Вы, конечно, скажете, что это уже будет не русская литература. Понимаю, но сердце болит, и злость томит от жестокости нашей русской, опять и опять обворовывающей себя и своих лучших детей…

Всё двухтысячным годом меряем, как будто дальше – дыра или светопреставление. Да и немудрено – когда жизнь рода, всей дали от предков к правнукам, рвётся, то надолго ли загадаешь?»

Постоянно поражаешься: как же отзывчива душа Распутина на главные потери и обретения нашей национальной жизни! Особенно на потери – сколько неутихающей боли вызывают у него очередные удары недругов. Неутомимо напоминает он нам, соотечественникам, о главных скрепах родного народа: о вере, патриотизме, земле, языке. И каждый раз мысль его продолжает воззрения на затронутый предмет мудрых предтеч, опирается на многовековой духовный опыт предков.

Можно было выписать немало строк из опубликованных выступлений Валентина Григорьевича на писательских съездах, Всемирных русских народных соборах, Всероссийских образовательных чтениях, юбилеях выдающихся деятелей русской культуры – не побоимся сказать, что в них всегда и страсть, и убеждённость, и глубина схожи с теми, что отличали Толстого и Достоевского, Шолохова и Леонова.

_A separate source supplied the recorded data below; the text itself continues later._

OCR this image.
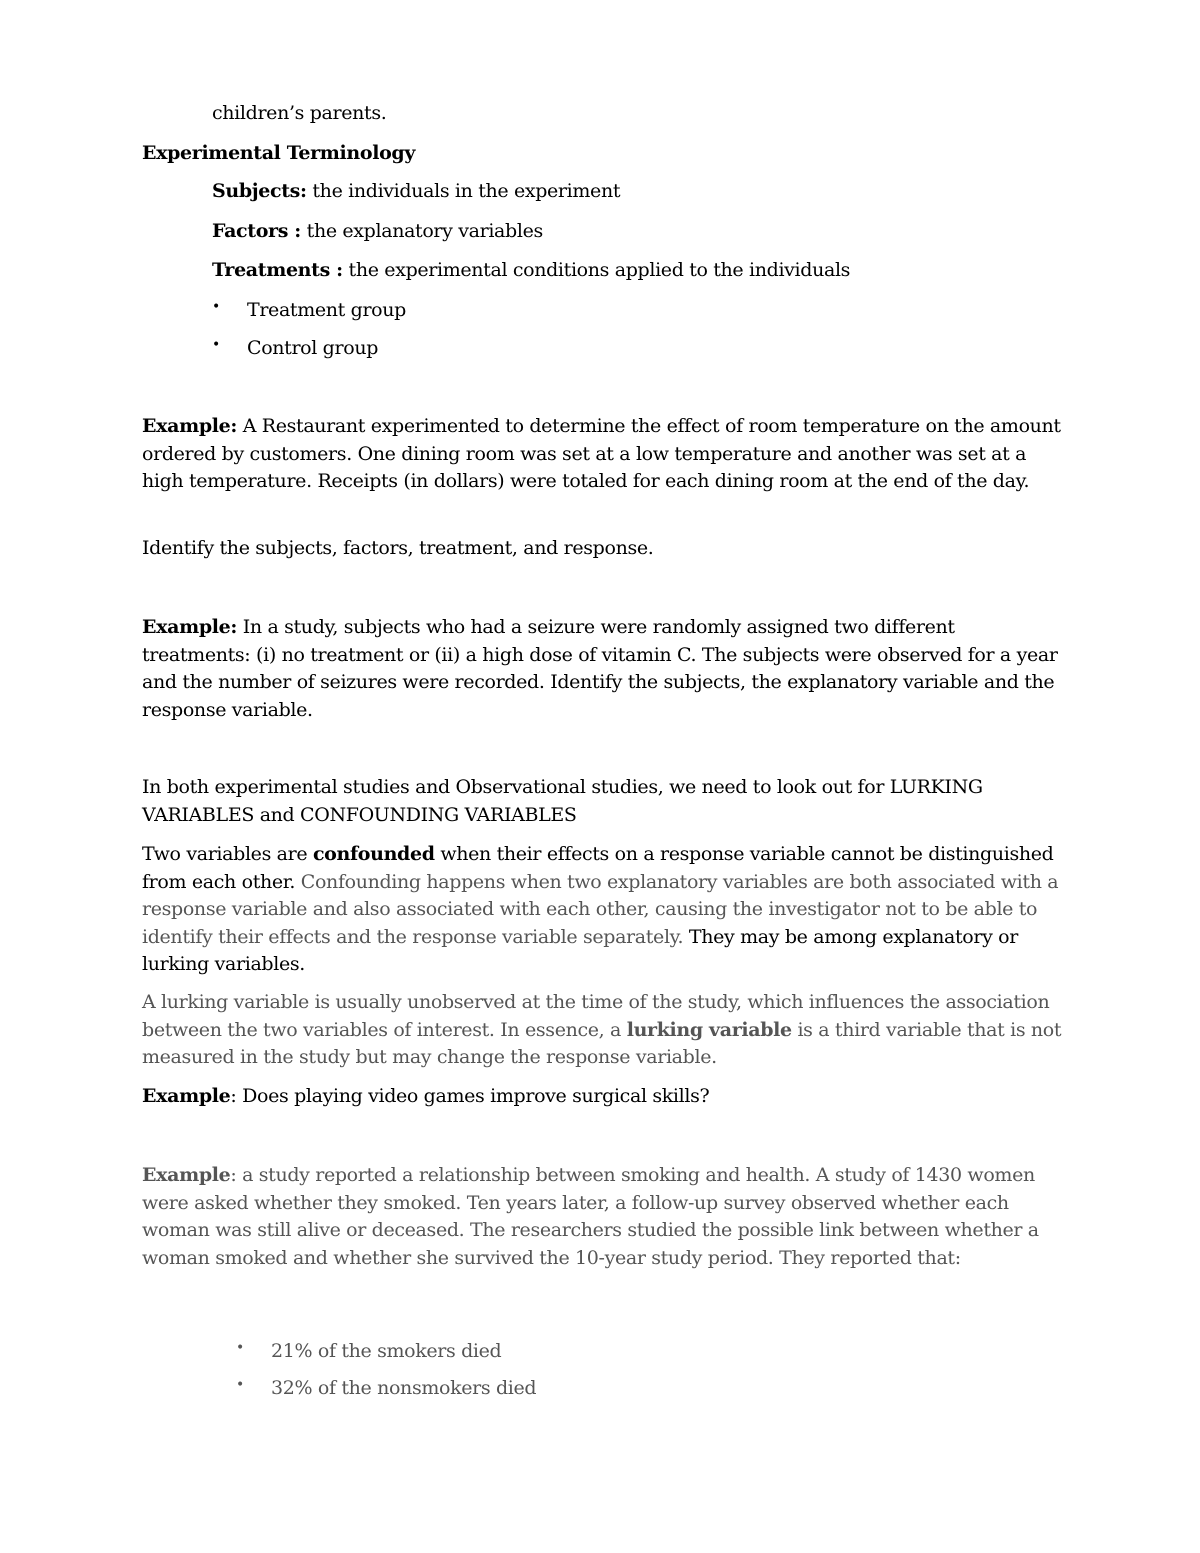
children’s parents.
Experimental Terminology
Subjects: the individuals in the experiment
Factors : the explanatory variables
Treatments : the experimental conditions applied to the individuals
• Treatment group
• Control group
Example: A Restaurant experimented to determine the effect of room temperature on the amount ordered by customers. One dining room was set at a low temperature and another was set at a high temperature. Receipts (in dollars) were totaled for each dining room at the end of the day.
Identify the subjects, factors, treatment, and response.
Example: In a study, subjects who had a seizure were randomly assigned two different treatments: (i) no treatment or (ii) a high dose of vitamin C. The subjects were observed for a year and the number of seizures were recorded. Identify the subjects, the explanatory variable and the response variable.
In both experimental studies and Observational studies, we need to look out for LURKING VARIABLES and CONFOUNDING VARIABLES
Two variables are confounded when their effects on a response variable cannot be distinguished from each other. Confounding happens when two explanatory variables are both associated with a response variable and also associated with each other, causing the investigator not to be able to identify their effects and the response variable separately. They may be among explanatory or lurking variables.
A lurking variable is usually unobserved at the time of the study, which influences the association between the two variables of interest. In essence, a lurking variable is a third variable that is not measured in the study but may change the response variable.
Example: Does playing video games improve surgical skills?
Example: a study reported a relationship between smoking and health. A study of 1430 women were asked whether they smoked. Ten years later, a follow-up survey observed whether each woman was still alive or deceased. The researchers studied the possible link between whether a woman smoked and whether she survived the 10-year study period. They reported that:
• 21% of the smokers died
• 32% of the nonsmokers died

Приведу только один пример – размышление о школьном образовании, разрушаемом в нынешней России. Как построены сегодня школьные программы по литературе?

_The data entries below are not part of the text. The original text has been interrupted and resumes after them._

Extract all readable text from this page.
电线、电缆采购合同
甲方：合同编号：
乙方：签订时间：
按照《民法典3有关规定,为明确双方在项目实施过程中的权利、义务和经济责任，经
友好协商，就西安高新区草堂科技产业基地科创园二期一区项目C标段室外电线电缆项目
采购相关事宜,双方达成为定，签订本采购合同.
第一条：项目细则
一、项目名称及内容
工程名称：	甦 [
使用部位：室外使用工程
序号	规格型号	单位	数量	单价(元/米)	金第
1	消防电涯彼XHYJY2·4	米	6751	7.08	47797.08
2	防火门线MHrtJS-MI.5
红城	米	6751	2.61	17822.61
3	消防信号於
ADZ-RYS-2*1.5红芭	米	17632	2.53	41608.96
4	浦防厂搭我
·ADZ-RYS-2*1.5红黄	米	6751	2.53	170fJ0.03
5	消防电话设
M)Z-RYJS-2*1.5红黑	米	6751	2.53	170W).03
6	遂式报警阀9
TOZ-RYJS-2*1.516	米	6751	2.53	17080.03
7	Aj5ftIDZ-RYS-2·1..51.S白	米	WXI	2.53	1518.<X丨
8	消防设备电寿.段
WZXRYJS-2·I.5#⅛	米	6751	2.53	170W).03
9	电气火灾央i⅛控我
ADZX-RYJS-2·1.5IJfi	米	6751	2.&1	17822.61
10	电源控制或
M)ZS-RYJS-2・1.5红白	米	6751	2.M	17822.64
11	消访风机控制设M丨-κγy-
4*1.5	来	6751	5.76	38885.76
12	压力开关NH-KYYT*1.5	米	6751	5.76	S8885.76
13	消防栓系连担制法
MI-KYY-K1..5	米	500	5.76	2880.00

«В них, – говорил писатель, выступая на XIV Рождественских образовательных чтениях, – напротив одного ряда <стоит> другой, несовместимый с первым и приготовленный для его замещения; напротив Пушкина свой Пушкин, к примеру, Бродский, напротив Есенина – Высоцкий, напротив Достоевского – к примеру, Сорокин, напротив Толстого с „Войной и миром“ свой Толстой – к примеру, Войнович с „Чонкиным“, напротив Белинского – Ерофеев… Я говорю „к примеру“, потому что имена второго ряда могут меняться, но ни в коем случае не меняется сама его духовная составляющая. Фигуры эти из второго ряда, разумеется, могут быть в литературном процессе, и они там есть, но зачем же их включать в рацион материнского молока, ибо школьное образование и есть материнское молоко, продолжающее необходимое кормление с пелёнок, и если оно не отвечает этому назначению и этому составу, если оно превращено в молоко хищной волчицы – так чего же тогда и ждать?!

Рука вершителей образования поднимается уже и на „Евгения Онегина“, и на „Героя нашего времени“, и на „Тараса Бульбу“. Стандарты по литературе всё больше и больше теснят Пушкина, Тютчева, Фета, Некрасова, Блока, Есенина, выброшены „Конёк‑Горбунок“ Ершова, „Аленький цветочек“ Аксакова, „Снегурочка“ А. К. Толстого, не стало Кольцова, прежних народных былин и сказок. Подмены, подмены, подмены…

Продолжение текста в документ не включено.